REFERENCE SIGNS LIST

10 antenna integrated with circuit

11 feed line

12 patch conductor

12A one side

12B connection part

13 ring conductor

14 gap (first gap)

15A, 15B slit

16A, 16B gap (second gap)

B substrate

P front surface

R bottom surface

GND ground plane

Claims

1.-6. (canceled)

7. An antenna integrated with a circuit, the antenna comprising: a feed line disposed on a surface of a substrate;a patch conductor disposed on the surface of the substrate and configured to radiate an electromagnetic field fed from the feed line;two slits disposed parallel to the feed line on both sides of a connection part between the patch conductor and the feed line to extend toward an inner side of the patch conductor; anda ring conductor disposed on the surface of the substrate spaced apart from the patch conductor with an interposition of a first gap to surround an outer periphery of the patch conductor.

8. The antenna according to claim 7, wherein the ring conductor is connected to the feed line.

9. The antenna according to claim 7, wherein the ring conductor is spaced apart from the feed line with an interposition of a second gap.

10. The antenna according to claim 9, wherein the first gap and the second gap communicate with respective ends of the two slits.

11. The antenna according to claim 7, wherein the ring conductor comprises a strip having a constant width.

12. The antenna according to claim 7, wherein the first gap has an annular shape having a constant width.

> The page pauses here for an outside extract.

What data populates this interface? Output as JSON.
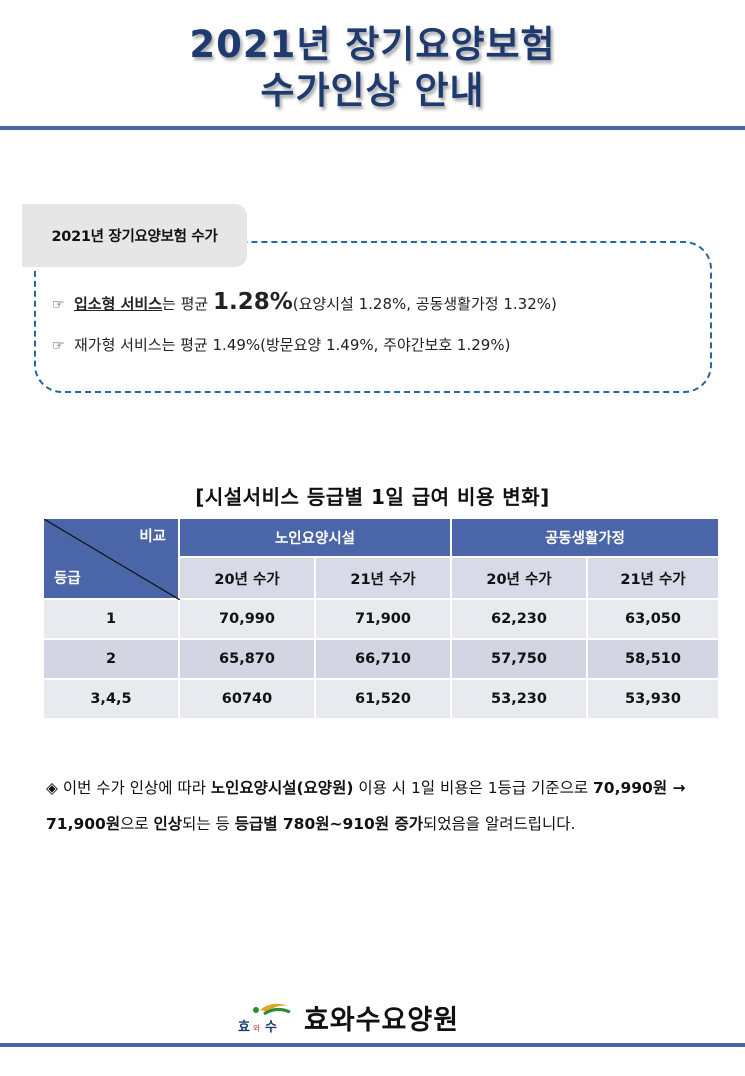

13. A method of forming an antenna integrated with a circuit, the method comprising: forming a feed line on a surface of the substrate;forming a patch conductor on the surface of the substrate, wherein the patch conductor radiates an electromagnetic field fed from the feed line;forming two slits parallel to the feed line on both sides of a connection part between the patch conductor and the feed line to extend toward an inner side of the patch conductor; andforming a ring conductor on the surface of the substrate spaced apart from the patch conductor with an interposition of a first gap to surround an outer periphery of the patch conductor.

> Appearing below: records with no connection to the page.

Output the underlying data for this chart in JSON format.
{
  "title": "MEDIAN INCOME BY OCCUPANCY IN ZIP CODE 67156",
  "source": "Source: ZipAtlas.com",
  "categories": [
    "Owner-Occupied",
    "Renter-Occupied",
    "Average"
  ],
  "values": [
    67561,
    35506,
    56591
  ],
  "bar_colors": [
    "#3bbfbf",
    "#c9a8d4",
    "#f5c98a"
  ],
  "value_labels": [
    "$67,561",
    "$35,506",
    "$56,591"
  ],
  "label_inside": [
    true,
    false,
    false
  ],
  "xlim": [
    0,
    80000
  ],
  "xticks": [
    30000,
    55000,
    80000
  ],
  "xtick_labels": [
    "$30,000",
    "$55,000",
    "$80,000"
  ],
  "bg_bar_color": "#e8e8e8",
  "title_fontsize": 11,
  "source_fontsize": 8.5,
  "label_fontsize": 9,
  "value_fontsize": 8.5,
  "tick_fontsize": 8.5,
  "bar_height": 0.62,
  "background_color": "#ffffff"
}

14. The method according to claim 13, further comprising connecting the ring conductor to the feed line.

15. The method according to claim 13, wherein the ring conductor is spaced apart from the feed line with an interposition of a second gap.

16. The method according to claim 15, wherein the first gap and the second gap communicate with respective ends of the two slits.

17. The method according to claim 13, wherein the ring conductor comprises a strip having a constant width.

18. The method according to claim 13, wherein the first gap has an annular shape having a constant width.